For 20 years, medical researchers in Europe, Asia and the United States have intensely studied the procedure. In Britain and France, the risks involved - medical, legal and ethical - have been deemed too complex to proceed.

But medical authorities in the US have concurred that the surgical transplantation of a full human face is now technically possible. What's more, two highly respected medical institutions, only a few hundred kilometres apart from each other, have been given clearance to perform the controversial medical procedure.

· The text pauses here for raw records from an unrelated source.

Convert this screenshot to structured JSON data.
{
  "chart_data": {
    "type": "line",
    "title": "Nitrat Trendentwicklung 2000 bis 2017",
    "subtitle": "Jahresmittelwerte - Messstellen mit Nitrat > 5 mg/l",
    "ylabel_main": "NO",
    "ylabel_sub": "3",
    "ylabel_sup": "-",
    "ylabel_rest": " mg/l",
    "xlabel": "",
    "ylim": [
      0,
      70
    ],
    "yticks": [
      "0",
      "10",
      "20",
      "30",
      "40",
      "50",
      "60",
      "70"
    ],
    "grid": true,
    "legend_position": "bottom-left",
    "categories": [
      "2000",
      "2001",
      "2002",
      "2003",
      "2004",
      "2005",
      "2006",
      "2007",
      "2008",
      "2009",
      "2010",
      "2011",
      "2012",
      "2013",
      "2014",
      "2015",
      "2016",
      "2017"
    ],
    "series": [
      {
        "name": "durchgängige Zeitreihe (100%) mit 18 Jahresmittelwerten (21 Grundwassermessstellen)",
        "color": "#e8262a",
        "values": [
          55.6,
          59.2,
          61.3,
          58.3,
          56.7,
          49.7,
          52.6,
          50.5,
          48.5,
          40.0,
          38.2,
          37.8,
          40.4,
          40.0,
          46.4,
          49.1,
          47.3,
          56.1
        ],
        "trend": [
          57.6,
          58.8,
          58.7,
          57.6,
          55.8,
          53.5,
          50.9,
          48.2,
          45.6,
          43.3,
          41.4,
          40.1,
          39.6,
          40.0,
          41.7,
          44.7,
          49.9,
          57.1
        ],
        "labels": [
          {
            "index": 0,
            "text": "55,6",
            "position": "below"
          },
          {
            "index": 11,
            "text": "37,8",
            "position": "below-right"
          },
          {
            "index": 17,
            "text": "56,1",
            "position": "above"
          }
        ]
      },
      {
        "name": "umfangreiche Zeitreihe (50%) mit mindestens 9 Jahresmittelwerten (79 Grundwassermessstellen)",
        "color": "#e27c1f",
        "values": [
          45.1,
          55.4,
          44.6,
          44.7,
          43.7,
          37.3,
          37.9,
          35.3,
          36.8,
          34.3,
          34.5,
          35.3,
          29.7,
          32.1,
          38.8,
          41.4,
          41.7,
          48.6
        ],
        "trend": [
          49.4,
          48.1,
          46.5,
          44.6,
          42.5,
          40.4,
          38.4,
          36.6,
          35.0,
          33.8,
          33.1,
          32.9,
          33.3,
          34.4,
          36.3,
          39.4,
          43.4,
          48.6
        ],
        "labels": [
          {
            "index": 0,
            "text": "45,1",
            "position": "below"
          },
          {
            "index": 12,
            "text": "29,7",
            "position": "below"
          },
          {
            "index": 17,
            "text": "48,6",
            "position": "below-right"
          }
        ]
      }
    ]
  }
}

Doctors at the Cleveland Clinic Foundation, in Ohio, and the Medical School at the University of Louisville in Kentucky are now both quietly screening possible candidates to receive the world's first face transplant.

Such an operation, when finally scheduled, is expected to take from 12 to 16 hours. That's the estimated time it will probably take for a team of expert surgeons and medical technicians to disconnect the hundreds of tiny veins, arteries, tissues and muscles that connect the human face to the skull of a cadaver ... and then repeat the process in reverse, restitching the face - from hairline to jaw line, and from ear to ear, including the mouth, lips, nose, eyebrows and eye lids - to the living patient's skull.

A recent New York Times report suggests that Maria Siemionow of the Cleveland Clinic will likely be the doctor to lead a team of medical experts in performing the world's first face transplant. The Polish-born, US-trained surgeon is the director of plastic surgery research at the hospital. At age 55, Dr Siemionow has been involved in transplant surgery for about 30 years and has been researching the possibility of face transplants for half that period.